I was introduced to the family business at a young age. Being Italo-Australian, the family business was unsurprisingly in construction, which meant I had the fortune to grow up around building sites.

Although my dad didn’t let me play with heavy machinery as I would have liked, being around the business meant I got to meet a lot of interesting people. The people that I met were part of a similar community; many were old-world Italians who had moved to Australia in search of a better life.

One could assume that the search for success might lead to ruthless competition amongst these groups. Yet in reality, these people were united by a common goal, not only to better themselves but also to support their communities.

This collaboration built wealth. Small buildings became big buildings. Small companies became big companies. Today, Melbourne’s Italian community has built significant wealth, and shaped the culture of the city; a city represented on postcards by Pellegrini’s diner and famous for its “coffee culture” and al-fresco dining.

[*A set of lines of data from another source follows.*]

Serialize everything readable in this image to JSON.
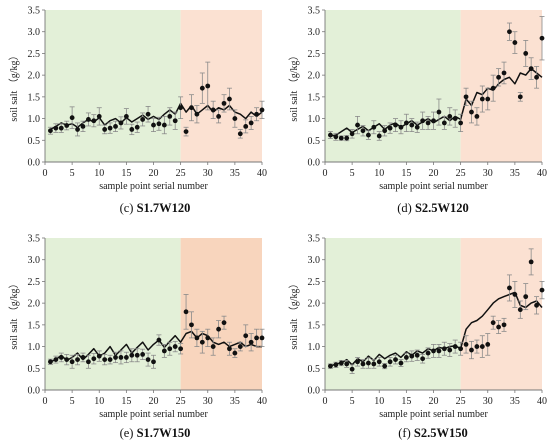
{
  "chart_data": [
    {
      "type": "scatter",
      "panel_letter": "(c)",
      "panel_name": " S1.7W120",
      "xlabel": "sample point serial number",
      "ylabel": "soil salt （g/kg）",
      "xlim": [
        0,
        40
      ],
      "ylim": [
        0,
        3.5
      ],
      "xticks": [
        0,
        5,
        10,
        15,
        20,
        25,
        30,
        35,
        40
      ],
      "yticks": [
        0.0,
        0.5,
        1.0,
        1.5,
        2.0,
        2.5,
        3.0,
        3.5
      ],
      "regions": [
        {
          "from": 0,
          "to": 25,
          "color": "#e3f0d8"
        },
        {
          "from": 25,
          "to": 40,
          "color": "#fbe1d2"
        }
      ],
      "series": [
        {
          "kind": "points",
          "x": [
            1,
            2,
            3,
            4,
            5,
            6,
            7,
            8,
            9,
            10,
            11,
            12,
            13,
            14,
            15,
            16,
            17,
            18,
            19,
            20,
            21,
            22,
            23,
            24,
            25,
            26,
            27,
            28,
            29,
            30,
            31,
            32,
            33,
            34,
            35,
            36,
            37,
            38,
            39,
            40
          ],
          "y": [
            0.72,
            0.78,
            0.78,
            0.84,
            1.02,
            0.75,
            0.82,
            0.98,
            0.95,
            1.05,
            0.75,
            0.78,
            0.82,
            0.9,
            1.05,
            0.75,
            0.8,
            0.98,
            1.1,
            0.85,
            0.88,
            0.85,
            1.05,
            0.95,
            1.25,
            0.7,
            1.25,
            1.1,
            1.7,
            1.75,
            1.2,
            1.05,
            1.35,
            1.45,
            1.0,
            0.65,
            0.82,
            0.9,
            1.1,
            1.2
          ],
          "err": [
            0.08,
            0.1,
            0.1,
            0.1,
            0.25,
            0.15,
            0.12,
            0.15,
            0.14,
            0.2,
            0.1,
            0.12,
            0.12,
            0.14,
            0.18,
            0.12,
            0.12,
            0.15,
            0.18,
            0.15,
            0.15,
            0.2,
            0.2,
            0.2,
            0.25,
            0.1,
            0.3,
            0.2,
            0.35,
            0.55,
            0.2,
            0.15,
            0.2,
            0.25,
            0.2,
            0.1,
            0.15,
            0.15,
            0.15,
            0.2
          ]
        },
        {
          "kind": "line",
          "x": [
            1,
            2,
            3,
            4,
            5,
            6,
            7,
            8,
            9,
            10,
            11,
            12,
            13,
            14,
            15,
            16,
            17,
            18,
            19,
            20,
            21,
            22,
            23,
            24,
            25,
            26,
            27,
            28,
            29,
            30,
            31,
            32,
            33,
            34,
            35,
            36,
            37,
            38,
            39,
            40
          ],
          "y": [
            0.75,
            0.82,
            0.9,
            0.85,
            0.88,
            0.8,
            0.9,
            0.98,
            0.92,
            1.02,
            0.85,
            0.95,
            1.0,
            0.9,
            1.02,
            0.92,
            1.0,
            1.08,
            0.98,
            1.05,
            0.98,
            1.1,
            1.2,
            1.1,
            1.35,
            1.15,
            1.3,
            1.1,
            1.2,
            1.3,
            1.15,
            1.25,
            1.2,
            1.3,
            1.15,
            1.1,
            1.0,
            1.15,
            1.05,
            1.15
          ]
        }
      ]
    },
    {
      "type": "scatter",
      "panel_letter": "(d)",
      "panel_name": " S2.5W120",
      "xlabel": "sample point serial number",
      "ylabel": "soil salt （g/kg）",
      "xlim": [
        0,
        40
      ],
      "ylim": [
        0,
        3.5
      ],
      "xticks": [
        0,
        5,
        10,
        15,
        20,
        25,
        30,
        35,
        40
      ],
      "yticks": [
        0.0,
        0.5,
        1.0,
        1.5,
        2.0,
        2.5,
        3.0,
        3.5
      ],
      "regions": [
        {
          "from": 0,
          "to": 25,
          "color": "#e3f0d8"
        },
        {
          "from": 25,
          "to": 40,
          "color": "#fbe1d2"
        }
      ],
      "series": [
        {
          "kind": "points",
          "x": [
            1,
            2,
            3,
            4,
            5,
            6,
            7,
            8,
            9,
            10,
            11,
            12,
            13,
            14,
            15,
            16,
            17,
            18,
            19,
            20,
            21,
            22,
            23,
            24,
            25,
            26,
            27,
            28,
            29,
            30,
            31,
            32,
            33,
            34,
            35,
            36,
            37,
            38,
            39,
            40
          ],
          "y": [
            0.62,
            0.58,
            0.55,
            0.55,
            0.65,
            0.85,
            0.72,
            0.62,
            0.8,
            0.6,
            0.72,
            0.78,
            0.85,
            0.8,
            0.9,
            0.85,
            0.8,
            0.95,
            0.9,
            0.95,
            1.15,
            0.9,
            1.05,
            1.0,
            0.9,
            1.5,
            1.15,
            1.05,
            1.45,
            1.45,
            1.7,
            1.95,
            2.05,
            3.0,
            2.75,
            1.5,
            2.5,
            2.15,
            1.95,
            2.85
          ],
          "err": [
            0.08,
            0.08,
            0.05,
            0.06,
            0.1,
            0.2,
            0.12,
            0.1,
            0.15,
            0.1,
            0.12,
            0.12,
            0.15,
            0.15,
            0.2,
            0.15,
            0.12,
            0.2,
            0.15,
            0.2,
            0.3,
            0.15,
            0.2,
            0.2,
            0.2,
            0.2,
            0.25,
            0.2,
            0.3,
            0.25,
            0.3,
            0.2,
            0.25,
            0.2,
            0.25,
            0.1,
            0.3,
            0.25,
            0.25,
            0.5
          ]
        },
        {
          "kind": "line",
          "x": [
            1,
            2,
            3,
            4,
            5,
            6,
            7,
            8,
            9,
            10,
            11,
            12,
            13,
            14,
            15,
            16,
            17,
            18,
            19,
            20,
            21,
            22,
            23,
            24,
            25,
            26,
            27,
            28,
            29,
            30,
            31,
            32,
            33,
            34,
            35,
            36,
            37,
            38,
            39,
            40
          ],
          "y": [
            0.6,
            0.62,
            0.7,
            0.78,
            0.68,
            0.75,
            0.82,
            0.72,
            0.8,
            0.88,
            0.75,
            0.85,
            0.9,
            0.8,
            0.88,
            0.95,
            0.85,
            0.92,
            1.0,
            0.9,
            0.98,
            1.05,
            0.95,
            1.05,
            0.98,
            1.45,
            1.3,
            1.6,
            1.55,
            1.7,
            1.65,
            1.8,
            1.9,
            1.95,
            1.8,
            2.05,
            2.0,
            2.15,
            2.05,
            1.95
          ]
        }
      ]
    },
    {
      "type": "scatter",
      "panel_letter": "(e)",
      "panel_name": " S1.7W150",
      "xlabel": "sample point serial number",
      "ylabel": "soil salt （g/kg）",
      "xlim": [
        0,
        40
      ],
      "ylim": [
        0,
        3.5
      ],
      "xticks": [
        0,
        5,
        10,
        15,
        20,
        25,
        30,
        35,
        40
      ],
      "yticks": [
        0.0,
        0.5,
        1.0,
        1.5,
        2.0,
        2.5,
        3.0,
        3.5
      ],
      "regions": [
        {
          "from": 0,
          "to": 25,
          "color": "#e3f0d8"
        },
        {
          "from": 25,
          "to": 40,
          "color": "#f8d5bd"
        }
      ],
      "series": [
        {
          "kind": "points",
          "x": [
            1,
            2,
            3,
            4,
            5,
            6,
            7,
            8,
            9,
            10,
            11,
            12,
            13,
            14,
            15,
            16,
            17,
            18,
            19,
            20,
            21,
            22,
            23,
            24,
            25,
            26,
            27,
            28,
            29,
            30,
            31,
            32,
            33,
            34,
            35,
            36,
            37,
            38,
            39,
            40
          ],
          "y": [
            0.65,
            0.7,
            0.75,
            0.7,
            0.65,
            0.7,
            0.75,
            0.65,
            0.72,
            0.78,
            0.7,
            0.7,
            0.75,
            0.75,
            0.75,
            0.8,
            0.8,
            0.82,
            0.7,
            0.65,
            1.15,
            0.9,
            0.95,
            1.0,
            0.95,
            1.8,
            1.5,
            1.2,
            1.1,
            1.2,
            1.0,
            1.4,
            1.55,
            0.95,
            0.85,
            1.0,
            1.25,
            1.1,
            1.2,
            1.2
          ],
          "err": [
            0.06,
            0.08,
            0.1,
            0.12,
            0.15,
            0.12,
            0.1,
            0.15,
            0.12,
            0.12,
            0.12,
            0.1,
            0.12,
            0.15,
            0.12,
            0.15,
            0.15,
            0.12,
            0.15,
            0.15,
            0.12,
            0.15,
            0.15,
            0.12,
            0.12,
            0.4,
            0.3,
            0.2,
            0.25,
            0.2,
            0.2,
            0.2,
            0.15,
            0.15,
            0.1,
            0.1,
            0.25,
            0.2,
            0.2,
            0.2
          ]
        },
        {
          "kind": "line",
          "x": [
            1,
            2,
            3,
            4,
            5,
            6,
            7,
            8,
            9,
            10,
            11,
            12,
            13,
            14,
            15,
            16,
            17,
            18,
            19,
            20,
            21,
            22,
            23,
            24,
            25,
            26,
            27,
            28,
            29,
            30,
            31,
            32,
            33,
            34,
            35,
            36,
            37,
            38,
            39,
            40
          ],
          "y": [
            0.65,
            0.7,
            0.8,
            0.68,
            0.75,
            0.85,
            0.7,
            0.82,
            0.95,
            0.78,
            0.85,
            1.0,
            0.8,
            0.92,
            1.05,
            0.85,
            0.98,
            1.1,
            0.92,
            1.05,
            1.15,
            0.98,
            1.12,
            1.25,
            1.1,
            1.3,
            1.35,
            1.2,
            1.3,
            1.25,
            1.1,
            1.05,
            1.1,
            1.0,
            1.05,
            1.1,
            1.0,
            1.05,
            1.0,
            1.0
          ]
        }
      ]
    },
    {
      "type": "scatter",
      "panel_letter": "(f)",
      "panel_name": " S2.5W150",
      "xlabel": "sample point serial number",
      "ylabel": "soil salt （g/kg）",
      "xlim": [
        0,
        40
      ],
      "ylim": [
        0,
        3.5
      ],
      "xticks": [
        0,
        5,
        10,
        15,
        20,
        25,
        30,
        35,
        40
      ],
      "yticks": [
        0.0,
        0.5,
        1.0,
        1.5,
        2.0,
        2.5,
        3.0,
        3.5
      ],
      "regions": [
        {
          "from": 0,
          "to": 25,
          "color": "#e3f0d8"
        },
        {
          "from": 25,
          "to": 40,
          "color": "#fbe1d2"
        }
      ],
      "series": [
        {
          "kind": "points",
          "x": [
            1,
            2,
            3,
            4,
            5,
            6,
            7,
            8,
            9,
            10,
            11,
            12,
            13,
            14,
            15,
            16,
            17,
            18,
            19,
            20,
            21,
            22,
            23,
            24,
            25,
            26,
            27,
            28,
            29,
            30,
            31,
            32,
            33,
            34,
            35,
            36,
            37,
            38,
            39,
            40
          ],
          "y": [
            0.55,
            0.58,
            0.62,
            0.6,
            0.48,
            0.65,
            0.6,
            0.62,
            0.6,
            0.65,
            0.55,
            0.65,
            0.7,
            0.62,
            0.75,
            0.78,
            0.8,
            0.72,
            0.85,
            0.9,
            0.9,
            0.95,
            0.92,
            1.0,
            0.95,
            1.05,
            0.92,
            1.0,
            1.0,
            1.05,
            1.55,
            1.45,
            1.5,
            2.35,
            2.2,
            1.85,
            2.15,
            2.95,
            1.95,
            2.3
          ],
          "err": [
            0.05,
            0.06,
            0.06,
            0.08,
            0.1,
            0.1,
            0.1,
            0.12,
            0.1,
            0.1,
            0.06,
            0.1,
            0.1,
            0.08,
            0.1,
            0.12,
            0.12,
            0.1,
            0.12,
            0.15,
            0.15,
            0.15,
            0.15,
            0.15,
            0.15,
            0.2,
            0.2,
            0.15,
            0.25,
            0.25,
            0.15,
            0.15,
            0.15,
            0.3,
            0.3,
            0.2,
            0.3,
            0.3,
            0.2,
            0.2
          ]
        },
        {
          "kind": "line",
          "x": [
            1,
            2,
            3,
            4,
            5,
            6,
            7,
            8,
            9,
            10,
            11,
            12,
            13,
            14,
            15,
            16,
            17,
            18,
            19,
            20,
            21,
            22,
            23,
            24,
            25,
            26,
            27,
            28,
            29,
            30,
            31,
            32,
            33,
            34,
            35,
            36,
            37,
            38,
            39,
            40
          ],
          "y": [
            0.55,
            0.6,
            0.62,
            0.7,
            0.58,
            0.72,
            0.65,
            0.78,
            0.68,
            0.82,
            0.72,
            0.8,
            0.85,
            0.75,
            0.88,
            0.8,
            0.9,
            0.85,
            0.95,
            0.9,
            0.98,
            0.95,
            1.0,
            1.02,
            0.95,
            1.4,
            1.55,
            1.6,
            1.7,
            1.85,
            2.0,
            2.1,
            2.15,
            2.2,
            2.25,
            1.95,
            1.9,
            2.0,
            2.05,
            1.9
          ]
        }
      ]
    }
  ]
}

Throughout Melbourne’s colourful history, its citizens’ ability to collaborate has remained constant. From the gold rush to the tech boom, the city has always been a place where people have come to work together, regardless of culture and creed, to build a better life for their communities.

Today, we’re seeing the explosion of Melbourne’s technology scene, with collaboration driving this growth.

At York Butter Factory’s inception, we wanted to create a space where people could collaborate to solve problems and grow their business, simultaneously growing the community as a whole. Along the way, companies like Inspire9 and Collective Campus embraced community building alongside us, and we all benefitted for it.

We need to look to the past to see what made our economy a relevant and functional place. We need to be wary of creating an environment where we killed the goose that laid the golden egg. If collaboration is what created the communities that we love, and drives the growth that we rely on, then we should do everything to protect it. The incessant pressure to treat our economy as a zero-sum game destroys the underlying architecture that made it an economy worth being a part of in the first place.

This doesn’t mean that businesses shouldn’t pursue profit. Rather, it means that businesses pursuing profit should look beyond increasing market share as the only way to increase revenue. Modern businesses should also look to increase market size.

This mentality, although significantly different from the brutality of traditional competition, is actually what makes start-ups unique.

Many issues encountered in the Australian technology scene go beyond the classic complaints of a capital and talent drought. The fundamental problem is born of the traditional competitive angst that weighs down industries, both incumbent and start-up.

It stops people from working together to solve big problems, leaving us at a disadvantage internationally. In fear of missing out, we are rushing to pick unripened fruit.

At YBF, we opened our doors to anyone trying to build in the same market as us, and by creating a community, we were able to see everyone profit. If we had competed for market share, even in the best-case scenario, we would not be as successful as we are today.

The collective next step for Melbourne should be making our technology community global as possible. This means increasing our scope beyond Collins Street, and into the world at large.

The people who have shared our mentality along the way have all become valuable contributors to the technology community. We need to protect and nourish the values that made the technology community great and similarly built wealth for other communities before us.

Collaboration is not only the foundation of our city but it’s also critical to building a global future for Melbourne.